For once, he listens. His fidgeting settles. His eyes close.
"The echo...?"
"Exactly." I keep my voice even. "Every sound has to interact with whatever physical surfaces are nearby before it reaches your ears. Depending on what it hits — the size of the opening, the density of the rock, the distance from the surface — the sound bounces back differently. A waterfall in front of a wide open cave will echo differently than one backed by solid rock. The difference is subtle." I reach over and flick his ear lightly. "But when you close your eyes and give your full attention to only one sense, subtle becomes easier to catch."
"H-hey!" He swats in my direction.
I cannot help the small laugh. "Well?"
His expression shifts brighter.
"I think I can hear it!"
"Well done." I pat his head and push myself upright. The bread buns are not going to build their own oven.
The cave floor holds a good selection of stones. Various sizes, some rounded by old water erosion, some rougher and more angular. I start moving among them, testing weight and surface, tapping each one with two fingers the way a cook tests the heat of a pan.
"But Ye Fen — how did you learn to do that? The sound bouncing thing?"
I press my palm to a broad, flat stone. Good density. Holds heat well if I work it right. I turn it over.
"Ye Feeeenn. You're spacing out again."
"Ah — sorry." I set the stone aside and crouch to examine another. "I learned it from bats."
A silence.
"...Bats?"
"Bats are effectively blind, and most species are nocturnal on top of it — fruit bats especially, since they're out foraging at night when the fruit is cooler and the competition from birds is down." I test another stone, reject it — too porous, won't hold even heat. "They navigate by emitting high-pitched calls and interpreting the echoes that bounce back from objects around them. The time it takes for the echo to return, and the direction it comes from, tells them the size and location of whatever is in their path. Closing your eyes when you practice works on the same principle — you remove one sense to sharpen the others." I pause. "I used to follow fruit bats at night to find the good nectar fruits when I would get snackish before sleep. Even just the memory of the taste—" I sigh. "Extraordinary. Genuinely extraordinary." I am already drooling at the memory. ı may not remember everything from my mortal life, but the taste of sweet sweet fruit will never leave my tongue.
Xiao makes a sound of profound exasperation. "You are completely obsessed with either sleeping or eating. Truly all that wisdom is wasted on you."

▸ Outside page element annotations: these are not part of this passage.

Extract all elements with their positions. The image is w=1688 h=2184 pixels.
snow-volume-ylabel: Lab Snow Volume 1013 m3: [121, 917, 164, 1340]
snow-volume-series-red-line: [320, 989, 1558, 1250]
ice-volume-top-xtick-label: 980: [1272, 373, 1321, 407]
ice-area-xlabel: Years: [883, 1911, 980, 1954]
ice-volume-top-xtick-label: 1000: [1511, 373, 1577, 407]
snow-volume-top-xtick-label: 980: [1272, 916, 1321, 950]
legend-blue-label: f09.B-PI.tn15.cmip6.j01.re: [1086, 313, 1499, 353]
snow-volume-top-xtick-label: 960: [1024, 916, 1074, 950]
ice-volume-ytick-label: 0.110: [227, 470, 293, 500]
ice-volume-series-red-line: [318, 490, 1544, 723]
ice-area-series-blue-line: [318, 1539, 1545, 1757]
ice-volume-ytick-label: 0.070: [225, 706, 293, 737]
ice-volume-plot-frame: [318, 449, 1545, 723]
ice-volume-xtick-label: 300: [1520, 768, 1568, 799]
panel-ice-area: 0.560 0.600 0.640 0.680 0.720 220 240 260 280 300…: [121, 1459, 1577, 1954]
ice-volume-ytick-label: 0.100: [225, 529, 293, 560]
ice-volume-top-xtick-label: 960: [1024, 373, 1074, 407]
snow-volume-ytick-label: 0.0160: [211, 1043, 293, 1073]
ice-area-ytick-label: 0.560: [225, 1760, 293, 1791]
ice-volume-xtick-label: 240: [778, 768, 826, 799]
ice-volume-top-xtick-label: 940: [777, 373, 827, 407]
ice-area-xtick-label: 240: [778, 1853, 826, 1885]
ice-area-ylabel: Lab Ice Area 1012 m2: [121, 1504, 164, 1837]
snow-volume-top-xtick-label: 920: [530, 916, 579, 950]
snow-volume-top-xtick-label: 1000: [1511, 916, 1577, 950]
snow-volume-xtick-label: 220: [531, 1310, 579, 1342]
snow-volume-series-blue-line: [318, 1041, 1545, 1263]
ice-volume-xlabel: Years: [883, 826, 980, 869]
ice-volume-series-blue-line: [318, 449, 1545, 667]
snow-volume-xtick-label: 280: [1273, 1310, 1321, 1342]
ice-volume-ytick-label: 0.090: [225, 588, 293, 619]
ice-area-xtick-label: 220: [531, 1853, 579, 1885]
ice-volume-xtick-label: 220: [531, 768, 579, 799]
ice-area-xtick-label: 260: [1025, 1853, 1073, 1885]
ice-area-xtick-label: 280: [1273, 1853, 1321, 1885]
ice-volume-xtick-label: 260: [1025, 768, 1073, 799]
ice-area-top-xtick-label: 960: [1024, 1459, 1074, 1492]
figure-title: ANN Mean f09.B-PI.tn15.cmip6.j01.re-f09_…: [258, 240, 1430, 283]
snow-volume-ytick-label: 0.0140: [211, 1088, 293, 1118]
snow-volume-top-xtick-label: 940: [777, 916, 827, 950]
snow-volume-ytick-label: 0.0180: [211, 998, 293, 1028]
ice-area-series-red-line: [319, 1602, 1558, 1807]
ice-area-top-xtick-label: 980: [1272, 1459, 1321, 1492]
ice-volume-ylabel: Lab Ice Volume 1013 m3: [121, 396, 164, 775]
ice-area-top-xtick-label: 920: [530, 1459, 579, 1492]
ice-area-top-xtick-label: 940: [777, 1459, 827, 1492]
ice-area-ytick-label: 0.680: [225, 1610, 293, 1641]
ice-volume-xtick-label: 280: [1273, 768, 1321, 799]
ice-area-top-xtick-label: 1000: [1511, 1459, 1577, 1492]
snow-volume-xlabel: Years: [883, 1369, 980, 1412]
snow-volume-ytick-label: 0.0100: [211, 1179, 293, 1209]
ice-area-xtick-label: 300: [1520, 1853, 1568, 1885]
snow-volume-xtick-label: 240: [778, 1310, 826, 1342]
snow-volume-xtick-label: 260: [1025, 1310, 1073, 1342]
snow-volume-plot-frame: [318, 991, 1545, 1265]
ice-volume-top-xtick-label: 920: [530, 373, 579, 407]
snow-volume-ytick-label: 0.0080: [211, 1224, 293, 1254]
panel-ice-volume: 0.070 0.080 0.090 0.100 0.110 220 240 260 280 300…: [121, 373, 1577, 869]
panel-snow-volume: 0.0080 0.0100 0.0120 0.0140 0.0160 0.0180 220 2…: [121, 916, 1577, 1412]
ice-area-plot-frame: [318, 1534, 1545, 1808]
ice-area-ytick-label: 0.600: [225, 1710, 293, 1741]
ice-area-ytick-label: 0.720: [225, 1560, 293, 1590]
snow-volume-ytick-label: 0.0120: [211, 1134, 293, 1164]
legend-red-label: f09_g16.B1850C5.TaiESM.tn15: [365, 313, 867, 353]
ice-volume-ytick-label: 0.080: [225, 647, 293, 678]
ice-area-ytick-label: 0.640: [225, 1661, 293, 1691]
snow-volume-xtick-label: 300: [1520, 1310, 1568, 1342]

"Yup." I say it without shame.
I locate a second good stone — wide, with a naturally flat face — and straighten up, calculating. If I select five or six pieces of suitable size, I can use a low-level application of earth cultivation to fuse and shape them. Not sculpting, exactly. More like persuading the mineral content to recognize its neighbors and hold. The fundamental principle of earth-based cultivation is not force but alignment, encouraging like materials to move toward each other the way they were originally inclined to before erosion separated them. Even I know the basic knowledge that each element has their own way of handling, and earth…well it is known to be stubborn. You can not really force it.
And like each living being elements also carry their own unique energy. So you can speak to them per se… Just in a different way. It is far easier to let the rocks work for you than waste all that energy to force them together. First, it requires too much effort and level of spiritual energy I do not particularly have. Second, I am too lazy for it.
Lucky for me certain minerals tend to like each other more than others.
"Now stop standing there," I say, moving toward the corner where two promising stones are leaning against each other. "Help me collect the larger pieces and smooth them out with earth cultivation. We have an oven to build."